With these installed, configuring and compiling FFmpeg with the small amount of configuration needed for tidal-wave looks like the following:

configure \
    --prefix="/usr/local/" \
    --pkg-config-flags="--static" \
    --extra-cflags="-march=native" \
    --extra-cflags="-I/usr/local/include" \
    --extra-ldflags="-L/usr/local/lib" \
    --extra-libs="-lpthread -lm" \
    --ld="g++" \
    --bindir="/usr/local/bin" \
    --disable-everything \
    --disable-shared \
    --disable-doc \
    --disable-htmlpages \
    --disable-podpages \
    --disable-txtpages \
    --disable-network \
    --disable-autodetect \
    --disable-hwaccels \
    --disable-ffprobe \
    --disable-ffplay \
    --enable-bsf=aac_adtstoasc,extract_extradata,h264_metadata,mpeg2_metadata \
    --enable-decoder=aac,flac,h264,mjpeg \
    --enable-demuxer=aac,eac3,flac,h264,image2,mov,mpegts \
    --enable-encoder=aac,flac,h264,mjpeg \
    --enable-filter=copy \
    --enable-muxer=eac3,flac,h264,mjpeg,mpegts,mp4 \
    --enable-parser=aac,h264 \
    --enable-protocol=file \
    --enable-small && \
make -j$(nproc) && make -j$(nproc) install

The resulting binary, /usr/local/bin/ffmpeg will be around 4 MB in size. The above example is for Debian-based GNU/Linux x86_64 systems. An analagous invocation for macOS, both x86_64 and aarch64, is found in the workflows directory of this repository.

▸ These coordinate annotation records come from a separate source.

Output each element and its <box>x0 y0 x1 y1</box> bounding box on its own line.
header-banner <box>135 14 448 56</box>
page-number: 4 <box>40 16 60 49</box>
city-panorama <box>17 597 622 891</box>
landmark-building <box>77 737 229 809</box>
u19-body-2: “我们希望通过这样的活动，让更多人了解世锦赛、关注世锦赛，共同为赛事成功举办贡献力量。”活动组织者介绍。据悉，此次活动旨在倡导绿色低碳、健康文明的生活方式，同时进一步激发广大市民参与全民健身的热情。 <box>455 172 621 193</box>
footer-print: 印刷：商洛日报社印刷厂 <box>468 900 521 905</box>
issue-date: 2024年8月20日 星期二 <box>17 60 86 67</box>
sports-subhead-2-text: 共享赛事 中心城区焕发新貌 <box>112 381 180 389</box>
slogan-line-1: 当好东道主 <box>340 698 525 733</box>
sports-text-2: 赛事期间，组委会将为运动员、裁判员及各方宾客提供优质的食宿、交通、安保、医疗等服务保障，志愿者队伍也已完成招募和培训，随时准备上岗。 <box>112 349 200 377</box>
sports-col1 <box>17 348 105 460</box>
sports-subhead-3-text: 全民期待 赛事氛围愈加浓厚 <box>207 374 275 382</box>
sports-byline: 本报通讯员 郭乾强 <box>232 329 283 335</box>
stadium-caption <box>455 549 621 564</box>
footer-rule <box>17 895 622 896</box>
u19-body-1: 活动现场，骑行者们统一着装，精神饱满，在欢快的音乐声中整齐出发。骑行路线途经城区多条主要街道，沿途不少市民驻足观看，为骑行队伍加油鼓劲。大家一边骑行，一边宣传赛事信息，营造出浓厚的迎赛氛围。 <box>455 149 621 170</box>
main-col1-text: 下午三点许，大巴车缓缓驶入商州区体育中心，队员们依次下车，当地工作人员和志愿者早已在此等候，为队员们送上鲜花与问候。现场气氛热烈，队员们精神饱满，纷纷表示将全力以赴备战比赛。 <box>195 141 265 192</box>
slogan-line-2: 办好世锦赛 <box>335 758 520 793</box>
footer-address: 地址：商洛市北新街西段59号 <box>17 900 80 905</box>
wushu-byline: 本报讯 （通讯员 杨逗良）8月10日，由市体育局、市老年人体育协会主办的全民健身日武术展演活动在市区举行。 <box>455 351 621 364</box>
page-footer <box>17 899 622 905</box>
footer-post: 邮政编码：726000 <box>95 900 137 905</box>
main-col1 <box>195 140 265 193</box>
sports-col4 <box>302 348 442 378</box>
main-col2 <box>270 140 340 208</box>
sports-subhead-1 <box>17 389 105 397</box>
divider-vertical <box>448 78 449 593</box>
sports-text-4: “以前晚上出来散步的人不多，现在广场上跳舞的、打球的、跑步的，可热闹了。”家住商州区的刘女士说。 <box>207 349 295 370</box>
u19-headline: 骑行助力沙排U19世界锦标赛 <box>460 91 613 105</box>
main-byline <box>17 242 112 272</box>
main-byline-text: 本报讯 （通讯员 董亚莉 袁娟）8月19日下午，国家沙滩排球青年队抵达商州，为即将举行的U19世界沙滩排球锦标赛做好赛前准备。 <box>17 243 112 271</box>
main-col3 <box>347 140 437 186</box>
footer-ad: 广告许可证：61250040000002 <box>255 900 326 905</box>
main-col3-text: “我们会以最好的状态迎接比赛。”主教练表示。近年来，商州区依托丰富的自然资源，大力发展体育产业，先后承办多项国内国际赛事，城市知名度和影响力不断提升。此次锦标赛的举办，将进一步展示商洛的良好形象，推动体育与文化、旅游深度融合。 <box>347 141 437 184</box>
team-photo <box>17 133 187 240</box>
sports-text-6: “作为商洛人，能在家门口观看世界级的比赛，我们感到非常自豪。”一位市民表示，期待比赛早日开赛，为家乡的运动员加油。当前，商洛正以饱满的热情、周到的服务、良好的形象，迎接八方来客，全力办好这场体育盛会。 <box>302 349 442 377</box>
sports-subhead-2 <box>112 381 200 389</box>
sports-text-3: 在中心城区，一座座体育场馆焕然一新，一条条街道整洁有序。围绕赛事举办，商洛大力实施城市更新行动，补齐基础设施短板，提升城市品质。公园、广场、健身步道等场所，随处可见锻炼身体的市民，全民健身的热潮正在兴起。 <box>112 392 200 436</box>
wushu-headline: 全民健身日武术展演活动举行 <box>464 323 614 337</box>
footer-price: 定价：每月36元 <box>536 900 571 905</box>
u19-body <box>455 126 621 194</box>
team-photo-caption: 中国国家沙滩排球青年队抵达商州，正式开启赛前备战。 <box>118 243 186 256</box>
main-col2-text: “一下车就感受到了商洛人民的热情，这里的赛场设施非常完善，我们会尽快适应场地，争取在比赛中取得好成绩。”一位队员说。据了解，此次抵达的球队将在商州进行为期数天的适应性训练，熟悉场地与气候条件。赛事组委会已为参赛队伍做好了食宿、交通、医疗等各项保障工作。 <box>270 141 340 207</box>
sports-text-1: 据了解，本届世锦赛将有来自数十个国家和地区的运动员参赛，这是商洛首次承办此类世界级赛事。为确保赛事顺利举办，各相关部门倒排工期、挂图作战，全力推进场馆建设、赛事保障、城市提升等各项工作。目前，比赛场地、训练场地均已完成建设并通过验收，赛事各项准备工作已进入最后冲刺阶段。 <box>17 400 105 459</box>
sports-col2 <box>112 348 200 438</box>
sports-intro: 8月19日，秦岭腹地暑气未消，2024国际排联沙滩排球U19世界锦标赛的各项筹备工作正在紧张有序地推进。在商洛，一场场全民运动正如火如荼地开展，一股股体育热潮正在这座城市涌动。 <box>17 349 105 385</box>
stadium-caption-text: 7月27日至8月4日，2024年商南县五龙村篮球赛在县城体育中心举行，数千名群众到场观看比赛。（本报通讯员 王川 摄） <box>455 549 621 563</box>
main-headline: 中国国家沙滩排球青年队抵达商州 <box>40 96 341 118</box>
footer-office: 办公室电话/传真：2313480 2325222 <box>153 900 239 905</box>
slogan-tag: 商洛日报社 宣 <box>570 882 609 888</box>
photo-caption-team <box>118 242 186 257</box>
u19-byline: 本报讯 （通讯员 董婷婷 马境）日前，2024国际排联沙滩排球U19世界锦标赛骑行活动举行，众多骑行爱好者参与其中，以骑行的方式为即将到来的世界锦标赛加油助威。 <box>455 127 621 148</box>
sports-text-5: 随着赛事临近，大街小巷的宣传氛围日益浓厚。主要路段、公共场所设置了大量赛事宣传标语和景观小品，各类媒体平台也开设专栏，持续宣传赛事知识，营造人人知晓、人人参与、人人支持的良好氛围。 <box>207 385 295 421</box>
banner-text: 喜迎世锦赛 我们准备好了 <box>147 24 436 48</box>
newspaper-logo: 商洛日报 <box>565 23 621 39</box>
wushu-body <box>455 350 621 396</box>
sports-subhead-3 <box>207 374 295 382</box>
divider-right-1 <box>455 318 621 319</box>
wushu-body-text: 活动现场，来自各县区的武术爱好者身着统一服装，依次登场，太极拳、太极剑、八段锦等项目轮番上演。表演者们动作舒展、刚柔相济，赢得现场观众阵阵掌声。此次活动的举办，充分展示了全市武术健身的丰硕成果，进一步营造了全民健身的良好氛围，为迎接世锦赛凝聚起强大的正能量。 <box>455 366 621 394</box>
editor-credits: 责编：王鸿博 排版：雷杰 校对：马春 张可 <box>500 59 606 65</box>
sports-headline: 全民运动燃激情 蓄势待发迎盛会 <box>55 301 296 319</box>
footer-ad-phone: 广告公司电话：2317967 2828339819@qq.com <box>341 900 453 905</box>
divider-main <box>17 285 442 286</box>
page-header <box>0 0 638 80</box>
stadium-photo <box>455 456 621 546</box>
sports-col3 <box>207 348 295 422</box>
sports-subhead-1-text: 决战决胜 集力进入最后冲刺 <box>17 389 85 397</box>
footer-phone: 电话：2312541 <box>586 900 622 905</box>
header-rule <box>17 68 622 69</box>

Building FFmpeg on Windows

Because FFmpeg is a program that is designed for --and primarily used in-- Unix-like environments, getting the C and C++ tools necessary to compile it on Windows is difficult. There is the Mingw-w64 project that brings the GCC (GNU C compiler) toolchain to Windows, and that is what tidal-wave leans on. Some wonderfully generous person took the Mingw-w64 project and created the Media autobuild suite project for Windows that simplifies all of the sharp edges of cross-platform compiling into one, simple process. Indeed, tidal-wave simply uses a fork of the media autobuild suite project to provide ffmpeg.exe for tidal-wave Windows release artifacts.

If you want to replicate this process on your own Windows machine, take a look at the configuration file used for tidal-wave, and the accompanying FFmpeg options

Licensing

By not passing --enable-nonfree and --enable-gpl when configuring FFmpeg, the resulting binary is licensed under the LGPLv2.1, not the GPL. This may be a minor distinction, but it is important to highlight. Videos retrieved from TIDAL using one of the PyInstaller-created binaries will only remux the file and add metadata: to re-encode the video would require the GPL-licensed x264 library, which would render the binaries for all platforms under that license, not the LGPLv2.1.